Wednesday 22 August 2018


On a test paper, the question was 'What is the Talmud?'  
The answer given was 'It is the exegesis (explanation) of the Torah, consiting of the collected works of the Mishnah'.

This is a fair, brief answer, but the student was bright and keen to understand more, and elsewhere more comprehensive, so I took the opportunity to set out in more detail the differences between 'Biblical' and 'Rabbinic' Judaism. 

The Talmud is not exactly 'the exegis of the Torah', though that's what the Rabbis want you to think!  Torah (and Te'NaKh more widely - this is the whole Hebrew bible which is pretty much the same as teh Christian 'Old Testament', a term we don't like and don't use because it implies that it has been superceded by the new one!) are the great written works of the Biblical period ('Israelitism', centralisation, hereditary, selected minority as priests, sacrifices).

From the crisis and trauma of the destruction of the first Temple (586 BCE - Before the Common Era - equivalent to BC - but we don't think Jesus was any more or less a child of God than the rest us, and don't accept him as 'Christ' - annointed or chosen one - so we don't date by 'Before Christ') to that of the second (70 CE, Common Era, equivalent to AD but we don';t acceoty Jesus as lord so we don't say 'year of our lord'), a new, non-hereditary, non centralised, non sacrificial, peer-led, 'REFORMED' and 'LIBERAL' interpretion of the inherited stories and traditions was needed, and thus was 'Rabbinic Judaism' born and ready to step in and take over when the romans destroyed the Temple (but another variant also stepped up, and eventually separated to become Christianity!).  Because the new leaders of this 'Rabbinic tradition' (the Rabbis) needed authority on which to claim leadership and interpretation, they developed the story that when God gave the written Torah, an 'oral Torah' was also given - how the Torah laws should be applied... and without which the Torah was pretty useless as a rule book.  (Another group, the Karaites, disagreed and thus rejected the Rabbis rulings - though in fact they also made their own, since often Torah rules were unclear, insufficient or contradictory).   They said (and pointed out) that the oral law had never been written down (I wonder why not?!) - and should never be (this is a great idea as it allows for flexibility, adaptation and development to the needs of the times etc).  

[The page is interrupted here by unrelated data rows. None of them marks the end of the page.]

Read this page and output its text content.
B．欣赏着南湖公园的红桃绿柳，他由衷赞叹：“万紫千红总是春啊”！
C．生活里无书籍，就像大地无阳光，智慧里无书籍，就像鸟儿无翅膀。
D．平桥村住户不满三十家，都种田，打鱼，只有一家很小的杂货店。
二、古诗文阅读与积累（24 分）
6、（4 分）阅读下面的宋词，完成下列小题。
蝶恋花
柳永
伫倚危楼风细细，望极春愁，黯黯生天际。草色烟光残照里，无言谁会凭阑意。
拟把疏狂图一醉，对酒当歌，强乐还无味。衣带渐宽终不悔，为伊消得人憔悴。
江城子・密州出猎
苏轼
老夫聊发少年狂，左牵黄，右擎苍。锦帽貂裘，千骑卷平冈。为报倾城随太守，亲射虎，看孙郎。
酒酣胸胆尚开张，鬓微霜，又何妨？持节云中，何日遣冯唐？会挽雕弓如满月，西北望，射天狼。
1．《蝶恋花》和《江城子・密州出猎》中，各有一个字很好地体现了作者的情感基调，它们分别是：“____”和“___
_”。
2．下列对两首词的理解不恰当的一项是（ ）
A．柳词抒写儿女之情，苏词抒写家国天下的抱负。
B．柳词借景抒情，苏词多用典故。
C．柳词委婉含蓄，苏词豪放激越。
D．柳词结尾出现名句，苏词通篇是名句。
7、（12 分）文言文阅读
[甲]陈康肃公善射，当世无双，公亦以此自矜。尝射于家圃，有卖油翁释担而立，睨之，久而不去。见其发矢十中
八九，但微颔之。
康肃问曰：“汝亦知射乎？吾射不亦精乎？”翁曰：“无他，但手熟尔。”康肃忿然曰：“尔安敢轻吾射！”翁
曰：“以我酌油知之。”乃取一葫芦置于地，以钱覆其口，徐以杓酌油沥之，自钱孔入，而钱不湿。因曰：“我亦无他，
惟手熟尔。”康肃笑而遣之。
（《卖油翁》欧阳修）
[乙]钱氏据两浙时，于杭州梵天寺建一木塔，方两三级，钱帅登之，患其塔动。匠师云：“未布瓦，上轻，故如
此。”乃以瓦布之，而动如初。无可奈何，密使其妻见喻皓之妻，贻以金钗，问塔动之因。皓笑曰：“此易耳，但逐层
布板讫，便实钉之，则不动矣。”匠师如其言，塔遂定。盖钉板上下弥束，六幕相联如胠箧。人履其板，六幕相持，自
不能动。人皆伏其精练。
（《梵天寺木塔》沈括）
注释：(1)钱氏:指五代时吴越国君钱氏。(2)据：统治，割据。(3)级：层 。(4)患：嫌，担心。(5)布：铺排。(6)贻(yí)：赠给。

Sadly, in about 220, Rabbi Judah HaNasi (often simply known as Rabi) gathered the teachings of the Rabbis - usually based on - or at least 'hooked on to' the written Torah, and wroite it down.  This is the Mishnah - the first (written - and hence fixed) Rabbinic text.  As soon as that was copies and distributed, a wide variety of questions were raised about it (where it seemed its own rulings were unclear, insufficient or contradictory!) and that process of study and debate and argument continued for several hundred years - in two places, Tiberias (they weren't allowed to live in Jerusalem), and Babylon, and two colections were eventually produced - known as the Talmud (the Palestinian or Yerushalmi, which was stopped a hundred years earlier and is incomplete) and the Babylonian or 'Bavli' which became the authoritative version. So basically the Talmud is the great and major work of the Rabbinic period.  (Several hundred years later, after various scholars had continued this process even around the Talmud once it was published, Maimonides came along and decided to 'cut to the chase' and draw out all the salient conclusions' without the citations and tirtuous and lengthy debates, and produced teh Mishneh Torah, for which he was castigated and his books burned - but which are now core subjects of study in many yeshivas for advanced Jewish learning - see Maimonides in this blog).